I have mixed drinks about feelings.

-T-shirt

Bennett

My eyes opened as I heard the sound of tennis shoes on the tiled floor.

Payton was running towards me with Max close on her heels.

And behind them was Lennox’s parents. Both running as well with their white hospital coats flapping behind them.

They reached me at the same time, and I made myself stand and explained what happened.

“Corrinne held her hostage,” I said without preamble. “She shot her in the belly, and they took her straight to surgery.

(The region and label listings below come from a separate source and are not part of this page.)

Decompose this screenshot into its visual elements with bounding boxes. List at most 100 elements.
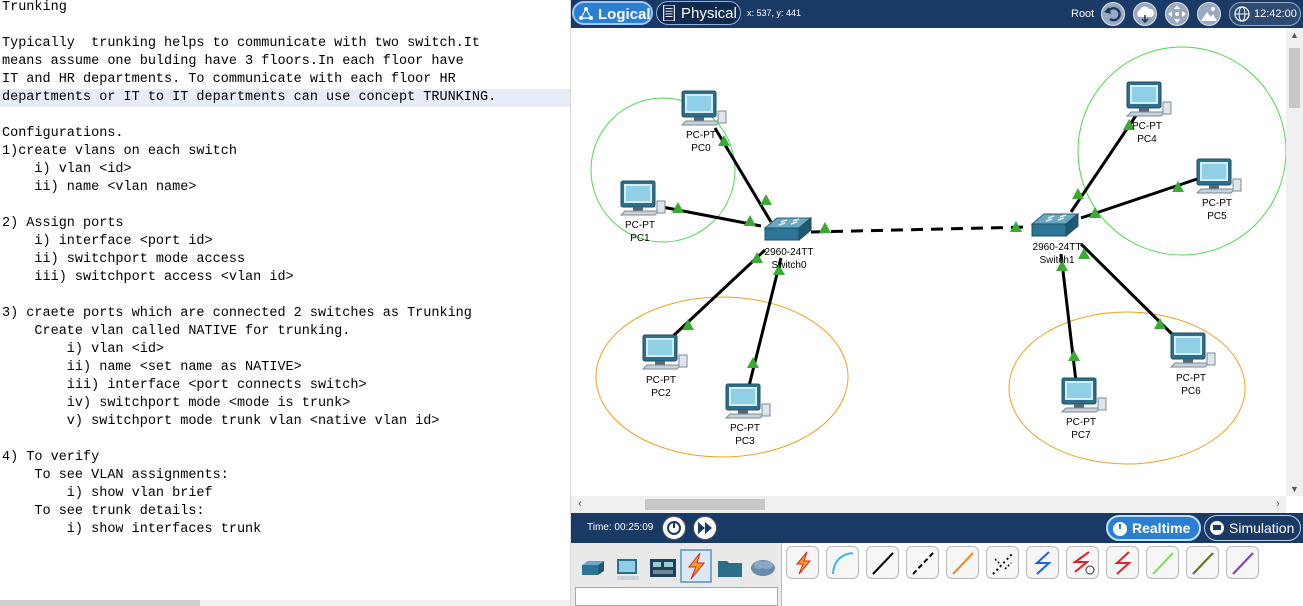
pc2[interactable] xyxy=(642,334,688,370)
cursor-coordinates: x: 537, y: 441 xyxy=(747,8,802,18)
pc6-type-label: PC-PT xyxy=(1176,373,1206,384)
pc4[interactable] xyxy=(1126,81,1172,117)
scroll-down-arrow-icon[interactable]: ▼ xyxy=(1286,482,1303,496)
set-background-icon[interactable] xyxy=(1197,2,1221,26)
copper-cross-over-icon[interactable] xyxy=(906,546,939,579)
pc1[interactable] xyxy=(620,180,666,216)
pc4-type-label: PC-PT xyxy=(1132,121,1162,132)
pc-icon xyxy=(1170,332,1216,368)
scroll-left-arrow-icon[interactable]: ‹ xyxy=(573,496,587,513)
hr-group-ellipse xyxy=(1008,311,1246,465)
pc-icon xyxy=(642,334,688,370)
pc0-name-label: PC0 xyxy=(691,143,711,154)
notes-line: Typically trunking helps to communicate … xyxy=(2,36,480,51)
link-up-indicator xyxy=(760,194,772,205)
scroll-thumb[interactable] xyxy=(645,499,765,510)
fast-forward-icon xyxy=(698,522,712,534)
globe-icon xyxy=(1234,6,1250,22)
pc-icon xyxy=(681,90,727,126)
notes-line: To see trunk details: xyxy=(2,504,205,519)
pc3-type-label: PC-PT xyxy=(730,423,760,434)
scroll-right-arrow-icon[interactable]: › xyxy=(1271,496,1285,513)
pc7[interactable] xyxy=(1061,377,1107,413)
realtime-label: Realtime xyxy=(1132,520,1191,536)
pc-icon xyxy=(1196,158,1242,194)
switch1-name-label: Switch1 xyxy=(1039,255,1074,266)
pc3-name-label: PC3 xyxy=(735,436,755,447)
link-trunk-switch0-switch1[interactable] xyxy=(810,225,1030,234)
pc0[interactable] xyxy=(681,90,727,126)
it-group-circle xyxy=(1077,46,1286,256)
notes-pane[interactable]: Trunking Typically trunking helps to com… xyxy=(0,0,571,606)
switch0-name-label: Switch0 xyxy=(771,260,806,271)
pc6-name-label: PC6 xyxy=(1181,386,1201,397)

She’s lost a lot of blood, and she coded in the back of the ambulance twice before they got some fluids into her.”

I’d ridden to the hospital, never so thankful in my life that Tai, one of my other good friends with the Fire Department and a paramedic, had been the one to work on her.

I just sat in the front seat and prayed. I’d never prayed so hard in my life.

Tai, never one to bullshit, was the first person to tell me that she was bad. One of the worse cases he’d seen in a very long time.

“Who’s the doctor?” Brock asked.

I shook my head. “I don’t know. They got her in so fast that they,” I was interrupted by another set of running feet.

This time it was Paxton, followed shortly by Melissa.

“What happened?” Paxton yelled.

I held my hand up for silence as everybody tried to speak at once.